John Ehrhardt
Patrick O’Leary
Miami, Florida, United States
Thomas Jefferson, author of the Declaration of Independence and third president of the United States of America, devoted much of his life to science, medicine, and education. Entering the College of William & Mary at sixteen, he was mentored in science and philosophy by Professor William Small. Though Jefferson became a lawyer, he never lost his fascination for these subjects. He read medical books and engaged in meaningful discussions with physicians throughout his life. In fact, he was an early visionary for medical education and healthcare in the United States.
Jefferson’s political career allowed him to draft legislation that influenced American medicine and the education of physicians. Along the way, he founded two medical schools: the College of William & Mary1 during the American Revolution and the University of Virginia during his retirement. The story of these two medical programs are a testament to his character as a founding father of the United States.
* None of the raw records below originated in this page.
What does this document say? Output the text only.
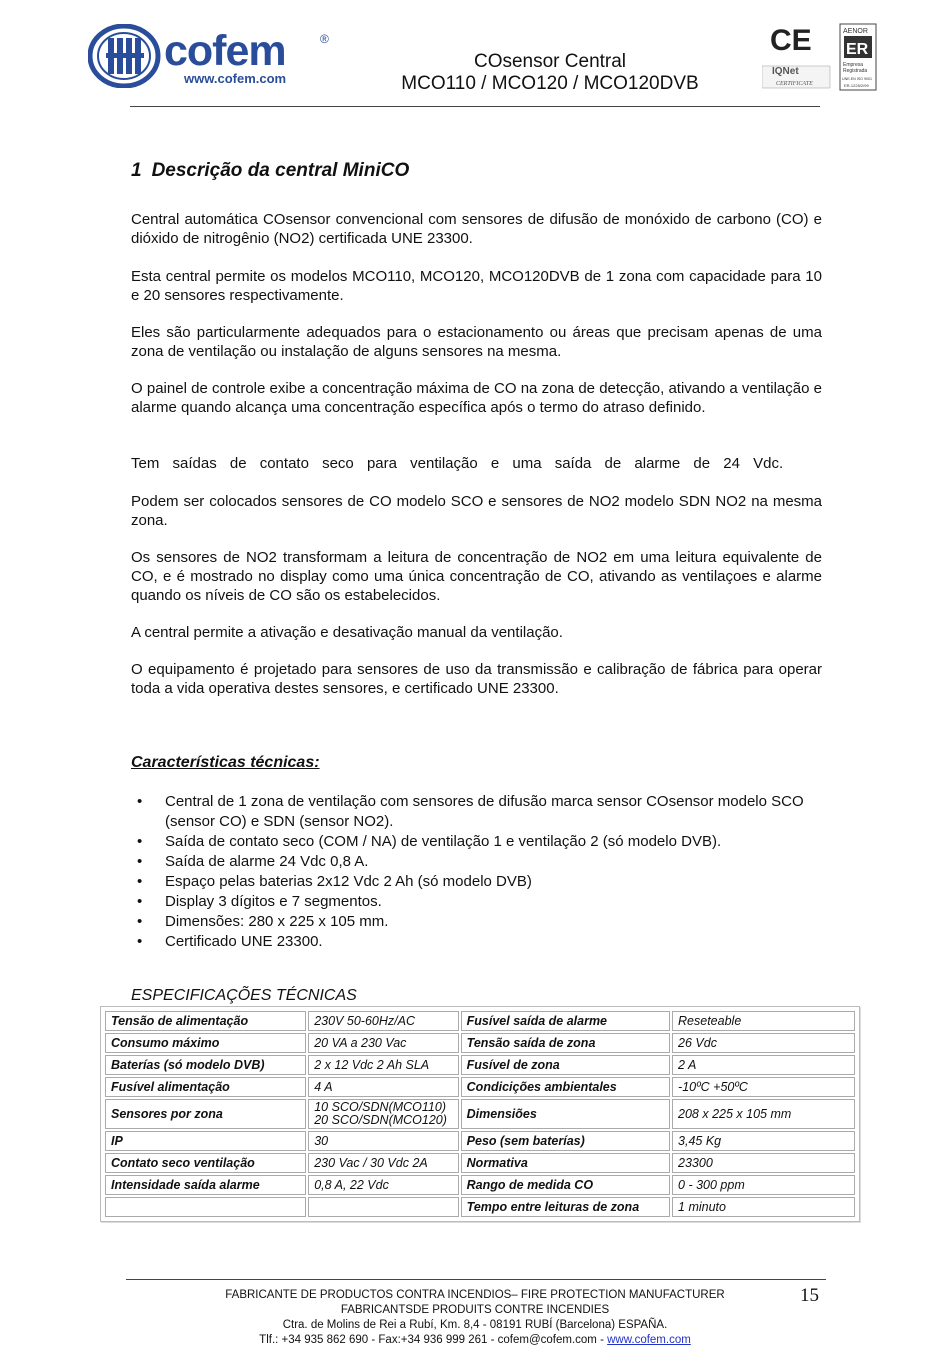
cofem	®
www.cofem.com
COsensor Central
MCO110 / MCO120 / MCO120DVB
CE
IQNet
CERTIFICATE
AENOR
ER
Empresa
Registrada
UNE-EN ISO 9001
ER-1225/2/99
1 Descrição da central MiniCO

Central automática COsensor convencional com sensores de difusão de monóxido de carbono (CO) e dióxido de nitrogênio (NO2) certificada UNE 23300.

Esta central permite os modelos MCO110, MCO120, MCO120DVB de 1 zona com capacidade para 10 e 20 sensores respectivamente.

Eles são particularmente adequados para o estacionamento ou áreas que precisam apenas de uma zona de ventilação ou instalação de alguns sensores na mesma.

O painel de controle exibe a concentração máxima de CO na zona de detecção, ativando a ventilação e alarme quando alcança uma concentração específica após o termo do atraso definido.

Tem saídas de contato seco para ventilação e uma saída de alarme de 24 Vdc.

Podem ser colocados sensores de CO modelo SCO e sensores de NO2 modelo SDN NO2 na mesma zona.

Os sensores de NO2 transformam a leitura de concentração de NO2 em uma leitura equivalente de CO, e é mostrado no display como uma única concentração de CO, ativando as ventilaçoes e alarme quando os níveis de CO são os estabelecidos.

A central permite a ativação e desativação manual da ventilação.

O equipamento é projetado para sensores de uso da transmissão e calibração de fábrica para operar toda a vida operativa destes sensores, e certificado UNE 23300.

Características técnicas:
• Central de 1 zona de ventilação com sensores de difusão marca sensor COsensor modelo SCO (sensor CO) e SDN (sensor NO2).
• Saída de contato seco (COM / NA) de ventilação 1 e ventilação 2 (só modelo DVB).
• Saída de alarme 24 Vdc 0,8 A.
• Espaço pelas baterias 2x12 Vdc 2 Ah (só modelo DVB)
• Display 3 dígitos e 7 segmentos.
• Dimensões: 280 x 225 x 105 mm.
• Certificado UNE 23300.
ESPECIFICAÇÕES TÉCNICAS
Tensão de alimentação	230V 50-60Hz/AC	Fusível saída de alarme	Reseteable
Consumo máximo	20 VA a 230 Vac	Tensão saída de zona	26 Vdc
Baterías (só modelo DVB)	2 x 12 Vdc 2 Ah SLA	Fusível de zona	2 A
Fusível alimentação	4 A	Condicições ambientales	-10ºC +50ºC
Sensores por zona	10 SCO/SDN(MCO110)
20 SCO/SDN(MCO120)	Dimensiões	208 x 225 x 105 mm
IP	30	Peso (sem baterías)	3,45 Kg
Contato seco ventilação	230 Vac / 30 Vdc 2A	Normativa	23300
Intensidade saída alarme	0,8 A, 22 Vdc	Rango de medida CO	0 - 300 ppm
		Tempo entre leituras de zona	1 minuto
FABRICANTE DE PRODUCTOS CONTRA INCENDIOS– FIRE PROTECTION MANUFACTURER
FABRICANTSDE PRODUITS CONTRE INCENDIES
Ctra. de Molins de Rei a Rubí, Km. 8,4 - 08191 RUBÍ (Barcelona) ESPAÑA.
Tlf.: +34 935 862 690 - Fax:+34 936 999 261 - cofem@cofem.com - www.cofem.com
15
The School of Medicine at the College of William & Mary
During the early days of the American Revolutionary War, Jefferson left his seat at the Continental Congress of Philadelphia in October of 1776. Returning to Virginia politics, he began the task of reforming his home state’s legislation to reflect the core beliefs of political freedom he expressed in the Declaration of Independence. In June 1779 he was elected governor of Virginia. One month later, the Virginia legislature passed Jefferson’s Bill No. 80 calling for the reorganization of the College of William & Mary to establish a medical school.2 This became the third medical school in America, only preceded by the colleges of medicine in Philadelphia and at King’s College in New York.3 As Williamsburg was then capital of Virginia, the new governor was perfectly positioned to oversee the first class at the new school of medicine from his governor’s palace down the street.
Governor Jefferson appointed Dr. James McClurg as chairman of anatomy and medicine at the new medical school. The two had been classmates at William & Mary before McClurg went on to study medicine in Edinburgh. True to his roots, Dr. McClurg returned to Virginia to serve as a surgeon during the first half of the American Revolutionary War.4 He was ahead of his time in believing that medicine and surgery, despite the separations made in Europe, should be taught together. Beyond his reputation as a surgeon in Virginia, very few records remain from his time at the school of medicine.
Little is known about the curriculum or how many doctors graduated in medicine from William & Mary during these nascent years. As the American Revolutionary War progressed, the capital of Virginia was moved in 1780 from Williamsburg to Richmond. The redcoat invasion of the peninsula of Virginia, along with the siege of Yorktown that ended in October of 1781, left the College of William & Mary in shambles. After the war, Richmond was cemented as the new capital and Williamsburg became a shadow of its former glory. The College lost its support from their previous ties to Great Britain, and when it gathered enough strength to reopen it could no longer afford to maintain a medical school.2 Finally, in 1859 a fire destroyed the few remaining documents from the school of medicine that had survived the American Revolution.3
Though short-lived, the school of medicine at William & Mary is proof that Jefferson highly valued medical education. He was bold to charter a medical school during the height of the War for Independence to address the dearth of medical schools and, understanding the healthcare demands of the newborn nation, made an effort to produce educated doctors at that critical time. He was then one of the first Americans to focus on quality medical education and care.
The School of Medicine at the University of Virginia
Although Thomas Jefferson served in many powerful positions in American politics, he listed none of these on his self-designed tombstone. He wished to be remembered as the author of the Declaration of Independence, the Statute of Virginia for Religious Freedom, and as father of the University of Virginia.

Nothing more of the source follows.